H2. Frequently, the objects will be composite, that is to say, instances of a developer-defined class, and one of the attributes of that class, of type STRING, can serve as the key. For example if you were writing an Eiffel compiler you would probably need to keep a data structure that includes information about classes of the system. Each class is represented by an object with several fields describing the properties of the class; one of these fields, the class name, corresponding to an attribute of type STRING, will serve as key.
H3. Instead of being the full object (as in case H1) or one of the object’s fields (as in case H2), the key may have to be computed through a function of the generating class, which will take into account several attributes of the class (that is to say, for each object, several fields).
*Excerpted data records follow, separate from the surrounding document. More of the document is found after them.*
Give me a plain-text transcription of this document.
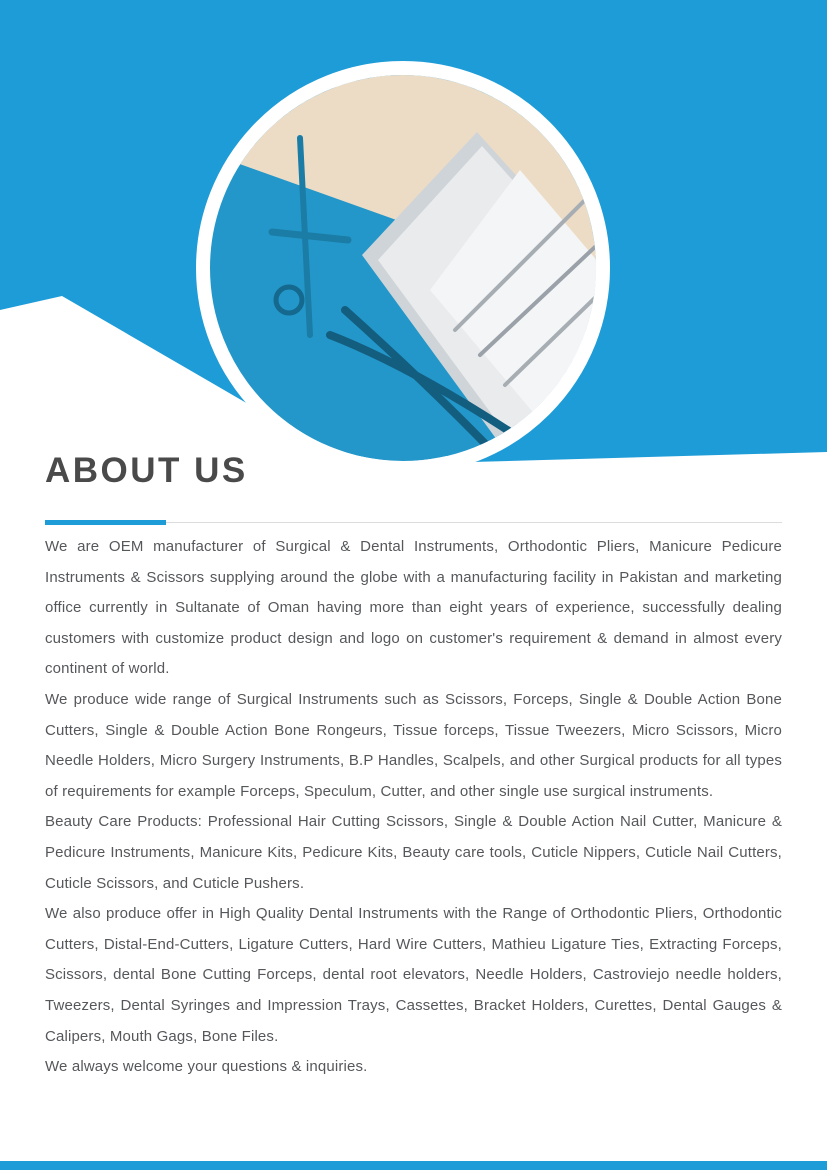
ABOUT US

We are OEM manufacturer of Surgical & Dental Instruments, Orthodontic Pliers, Manicure Pedicure Instruments & Scissors supplying around the globe with a manufacturing facility in Pakistan and marketing office currently in Sultanate of Oman having more than eight years of experience, successfully dealing customers with customize product design and logo on customer's requirement & demand in almost every continent of world.

We produce wide range of Surgical Instruments such as Scissors, Forceps, Single & Double Action Bone Cutters, Single & Double Action Bone Rongeurs, Tissue forceps, Tissue Tweezers, Micro Scissors, Micro Needle Holders, Micro Surgery Instruments, B.P Handles, Scalpels, and other Surgical products for all types of requirements for example Forceps, Speculum, Cutter, and other single use surgical instruments.

Beauty Care Products: Professional Hair Cutting Scissors, Single & Double Action Nail Cutter, Manicure & Pedicure Instruments, Manicure Kits, Pedicure Kits, Beauty care tools, Cuticle Nippers, Cuticle Nail Cutters, Cuticle Scissors, and Cuticle Pushers.

We also produce offer in High Quality Dental Instruments with the Range of Orthodontic Pliers, Orthodontic Cutters, Distal-End-Cutters, Ligature Cutters, Hard Wire Cutters, Mathieu Ligature Ties, Extracting Forceps, Scissors, dental Bone Cutting Forceps, dental root elevators, Needle Holders, Castroviejo needle holders, Tweezers, Dental Syringes and Impression Trays, Cassettes, Bracket Holders, Curettes, Dental Gauges & Calipers, Mouth Gags, Bone Files.

We always welcome your questions & inquiries.
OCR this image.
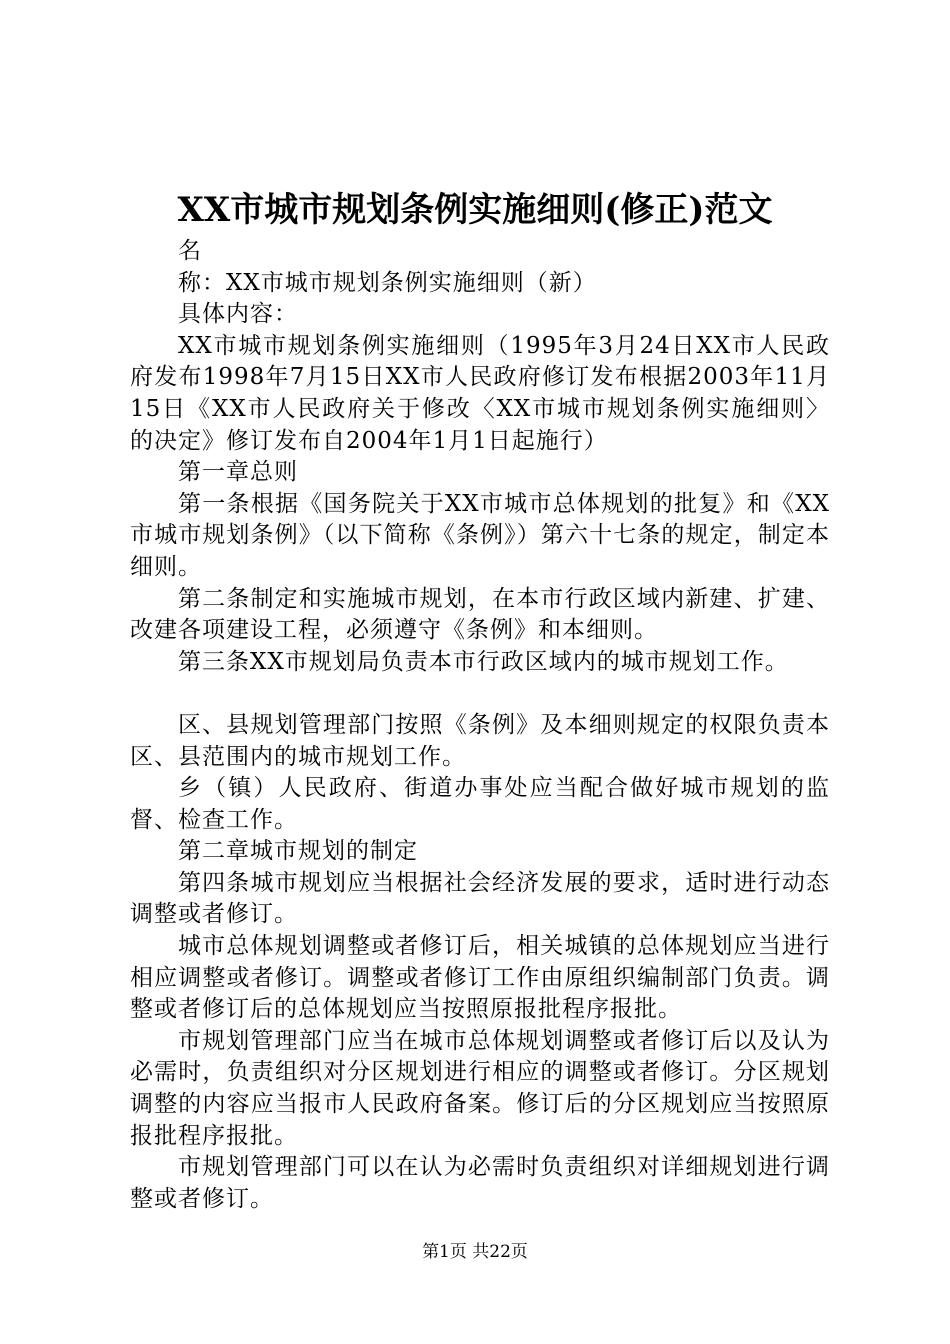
XX市城市规划条例实施细则(修正)范文

名

称：XX市城市规划条例实施细则（新）

具体内容：

XX市城市规划条例实施细则（1995年3月24日XX市人民政府发布1998年7月15日XX市人民政府修订发布根据2003年11月15日《XX市人民政府关于修改〈XX市城市规划条例实施细则〉的决定》修订发布自2004年1月1日起施行）

第一章总则

第一条根据《国务院关于XX市城市总体规划的批复》和《XX市城市规划条例》（以下简称《条例》）第六十七条的规定，制定本细则。

第二条制定和实施城市规划，在本市行政区域内新建、扩建、改建各项建设工程，必须遵守《条例》和本细则。

第三条XX市规划局负责本市行政区域内的城市规划工作。

区、县规划管理部门按照《条例》及本细则规定的权限负责本区、县范围内的城市规划工作。

乡（镇）人民政府、街道办事处应当配合做好城市规划的监督、检查工作。

第二章城市规划的制定

第四条城市规划应当根据社会经济发展的要求，适时进行动态调整或者修订。

城市总体规划调整或者修订后，相关城镇的总体规划应当进行相应调整或者修订。调整或者修订工作由原组织编制部门负责。调整或者修订后的总体规划应当按照原报批程序报批。

市规划管理部门应当在城市总体规划调整或者修订后以及认为必需时，负责组织对分区规划进行相应的调整或者修订。分区规划调整的内容应当报市人民政府备案。修订后的分区规划应当按照原报批程序报批。

市规划管理部门可以在认为必需时负责组织对详细规划进行调整或者修订。

第1页 共22页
What this practically means is that in all cases you will need, in the generating class of the objects to be stored, a query (attribute or function) that gives the key. The type of the key is highly variable but must in all cases be a descendant of HASHABLE. This is true of both INTEGER (case H1) and STRING (case H2). The requirements for being a HASHABLE are not harsh: all you need is a function hash_code that returns a non-negative integer.

Using hash tables

Class HASH_TABLE takes two generic parameters:

class HASH_TABLE [G, H -> HASHABLE] ...

G represents the type of the objects to be stored in the hash table, H the type of their keys.
When viewed as an implementation of containers, HASH_TABLE, in a strict sense, represents bags rather than sets: unlike the other classes in this chapter, it allows an object to have two or more distinct occurrences in a single container. But this is only true if we consider a hash table as a repository of objects of type G. In reality each item of the table is identified by a pair of values, one from G and one from H. Because the keys must uniquely identify objects, the hash table viewed as a container of such pairs is indeed a set. The creation procedure make takes an integer argument, as in

create my_table.make (n)

The value of n indicates how many items the hash table is expected to have to accommodate. This number of items is not a hardwired size, just information passed to the class. In particular:

The actual size of the underlying array representation will be higher than n since efficient operation of hash table algorithms require the presence of enough breathing space - unoccupied positions.
If the number of items in the table grows beyond the initial allocation, the table will automatically be resized.

It is useful, however, to use a reasonable n upon creation: not too large to avoid wasting space, but not too small to avoid frequent applications of resizing, an expensive operation.